Beyond Neutrality and Perfectionism
As we saw in chapter 2, Martin Luther King, Jr.'s, civil disobedience was justifiable from a legislative point of view. His principle was that persons should disobey (openly, lovingly, and with a willingness to accept punishment) those laws that are unjust. This was a principle he advocated knowing full well that persons with deficient conceptions of justice would sometimes apply it. The requirement that we accept the punishment for breaking the law was a way to temper the anarchy that might result if fallible people were at complete liberty to disobey all laws that they thought unjust. King's case is particularly interesting because he justified his views about which laws were just and unjust by appeal to a moral position that was not held by all at the time and is rejected by most contemporary political theorists. His case raises the question of what counts as an adequate political justification, of whether one may simply appeal to a principle because one believes it to be true or whether one must also believe that others will accept the principle.
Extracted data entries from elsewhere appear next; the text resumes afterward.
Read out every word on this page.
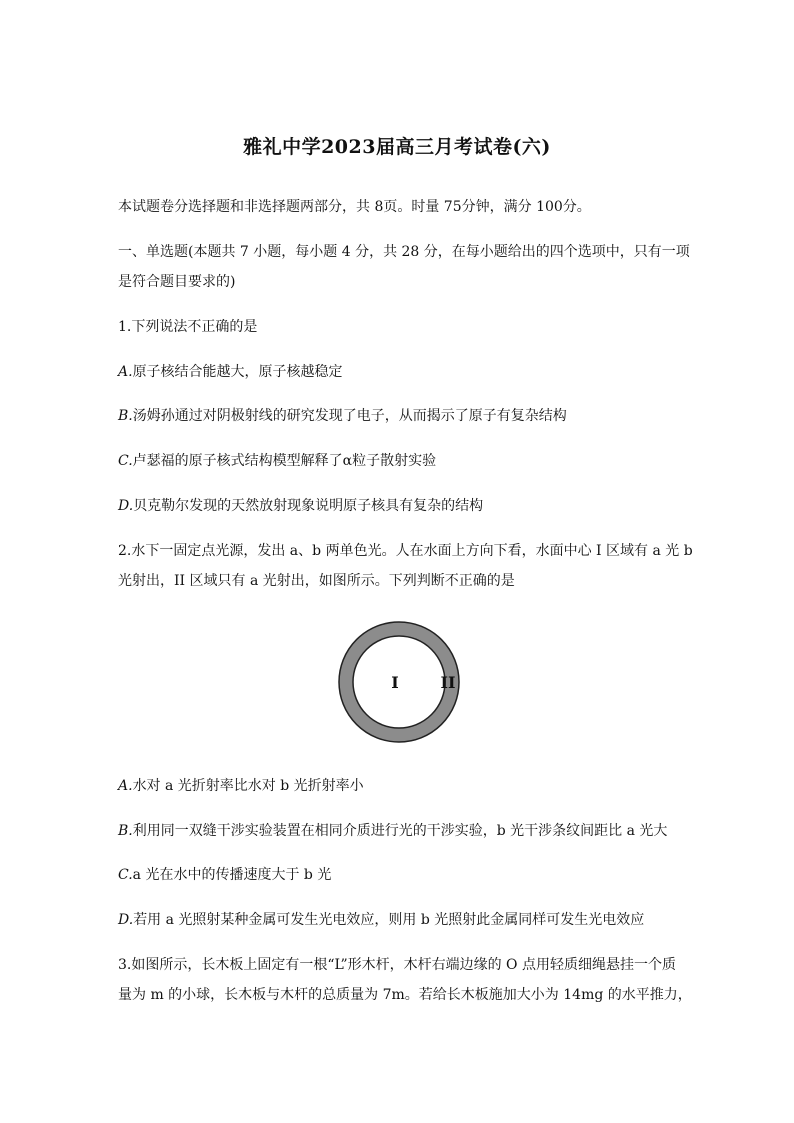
雅礼中学2023届高三月考试卷(六)
本试题卷分选择题和非选择题两部分，共 8页。时量 75分钟，满分 100分。
一、单选题(本题共 7 小题，每小题 4 分，共 28 分，在每小题给出的四个选项中，只有一项
是符合题目要求的)
1.下列说法不正确的是
A.原子核结合能越大，原子核越稳定
B.汤姆孙通过对阴极射线的研究发现了电子，从而揭示了原子有复杂结构
C.卢瑟福的原子核式结构模型解释了α粒子散射实验
D.贝克勒尔发现的天然放射现象说明原子核具有复杂的结构
2.水下一固定点光源，发出 a、b 两单色光。人在水面上方向下看，水面中心 I 区域有 a 光 b
光射出，II 区域只有 a 光射出，如图所示。下列判断不正确的是
I	II
A.水对 a 光折射率比水对 b 光折射率小
B.利用同一双缝干涉实验装置在相同介质进行光的干涉实验，b 光干涉条纹间距比 a 光大
C.a 光在水中的传播速度大于 b 光
D.若用 a 光照射某种金属可发生光电效应，则用 b 光照射此金属同样可发生光电效应
3.如图所示，长木板上固定有一根“L”形木杆，木杆右端边缘的 O 点用轻质细绳悬挂一个质
量为 m 的小球，长木板与木杆的总质量为 7m。若给长木板施加大小为 14mg 的水平推力，
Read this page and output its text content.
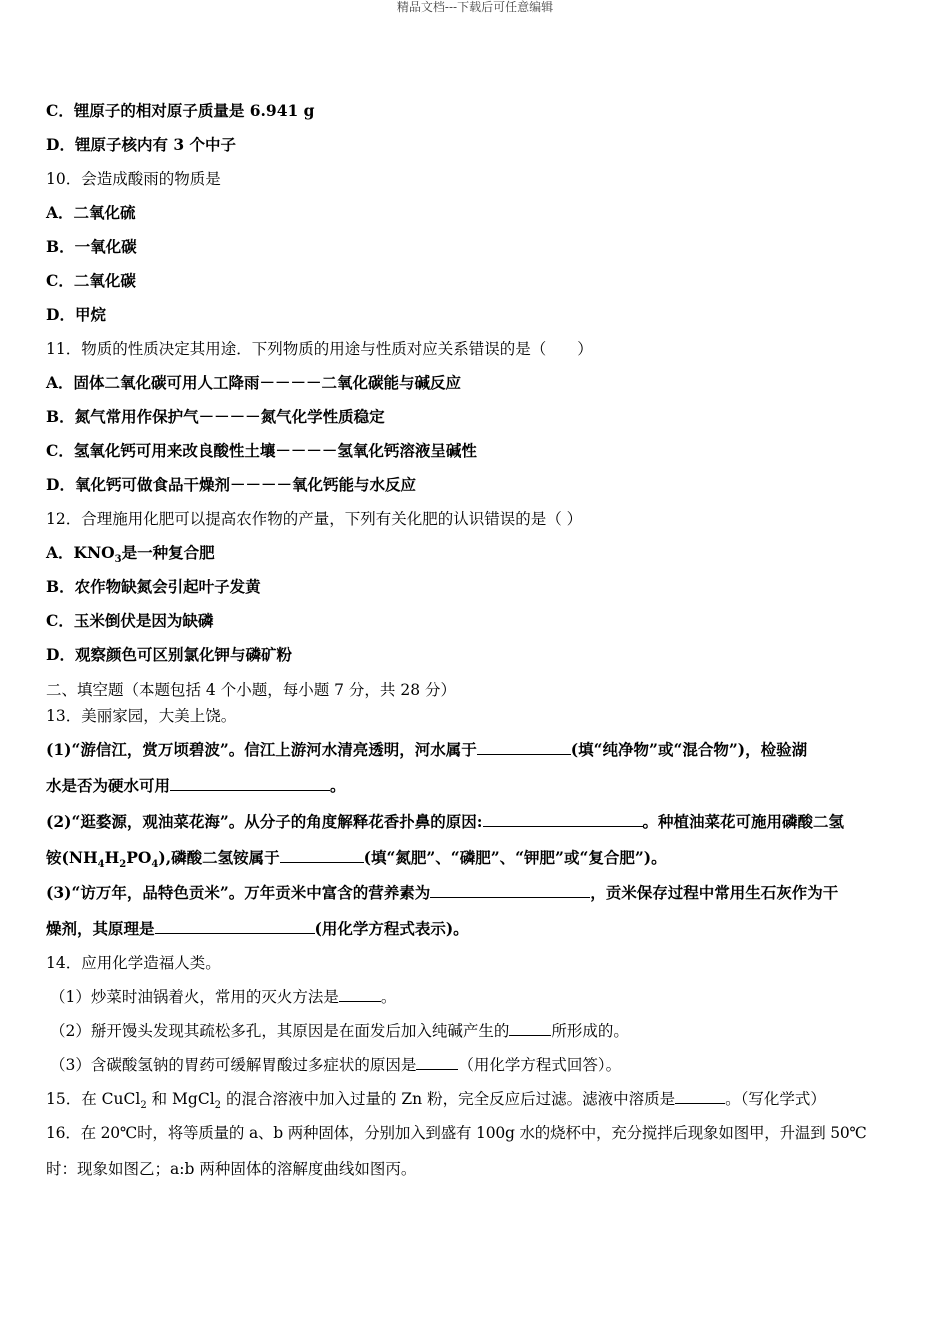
精品文档---下载后可任意编辑
C．锂原子的相对原子质量是 6.941 g
D．锂原子核内有 3 个中子
10．会造成酸雨的物质是
A．二氧化硫
B．一氧化碳
C．二氧化碳
D．甲烷
11．物质的性质决定其用途．下列物质的用途与性质对应关系错误的是（　　）
A．固体二氧化碳可用人工降雨－－－－二氧化碳能与碱反应
B．氮气常用作保护气－－－－氮气化学性质稳定
C．氢氧化钙可用来改良酸性土壤－－－－氢氧化钙溶液呈碱性
D．氧化钙可做食品干燥剂－－－－氧化钙能与水反应
12．合理施用化肥可以提高农作物的产量，下列有关化肥的认识错误的是（ ）
A．$KNO_3$是一种复合肥
B．农作物缺氮会引起叶子发黄
C．玉米倒伏是因为缺磷
D．观察颜色可区别氯化钾与磷矿粉
二、填空题（本题包括 4 个小题，每小题 7 分，共 28 分）
13．美丽家园，大美上饶。
(1)“游信江，赏万顷碧波”。信江上游河水清亮透明，河水属于	(填“纯净物”或“混合物”)，检验湖
水是否为硬水可用	。
(2)“逛婺源，观油菜花海”。从分子的角度解释花香扑鼻的原因:	。种植油菜花可施用磷酸二氢
铵$(NH_4H_2PO_4)$,磷酸二氢铵属于	(填“氮肥”、“磷肥”、“钾肥”或“复合肥”)。
(3)“访万年，品特色贡米”。万年贡米中富含的营养素为	，贡米保存过程中常用生石灰作为干
燥剂，其原理是	(用化学方程式表示)。
14．应用化学造福人类。
（1）炒菜时油锅着火，常用的灭火方法是	。
（2）掰开馒头发现其疏松多孔，其原因是在面发后加入纯碱产生的	所形成的。
（3）含碳酸氢钠的胃药可缓解胃酸过多症状的原因是	（用化学方程式回答）。
15．在 CuCl$_2$ 和 MgCl$_2$ 的混合溶液中加入过量的 Zn 粉，完全反应后过滤。滤液中溶质是	。（写化学式）
16．在 20℃时，将等质量的 a、b 两种固体，分别加入到盛有 100g 水的烧杯中，充分搅拌后现象如图甲，升温到 50℃
时：现象如图乙；a:b 两种固体的溶解度曲线如图丙。
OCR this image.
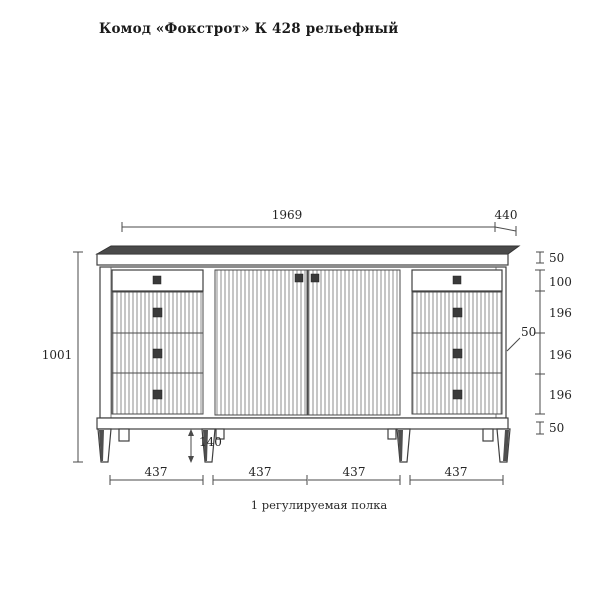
Комод «Фокстрот» К 428 рельефный
1969	440
1001
50
100
196
196
196
50
50
140
437	437	437	437
1 регулируемая полка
King appealed to a theistic natural law theory to justify his actions. He defined a just law as “a man-made code that squares with the moral law or the law of God.”1 The sources he quoted were theologians: Augustine, Aquinas, Buber, and Tillich. Following Buber, he claimed that the pattern of racial discrimination indicates that whites in their relationship with blacks have substituted an “I-it” relationship for an “I-thou” relationship.2 King's opponents treated blacks as objects rather than as persons who are equal moral agents. Because Locke's original argument also used a theistic natural law theory, a synthesis of the two is fairly easy. But insofar as King makes a religious appeal, he seems to be making an appeal on grounds that persons from some other religious (or irreligious) traditions cannot accept.
1 King, Jr., “Letter From the Birmingham City Jail,” p. 529.
2 The named audience for King's letter was other clergymen, but as a public letter
published in newspapers it was clearly aimed at the larger public as well. In any case, King
frequently used religious arguments in public settings.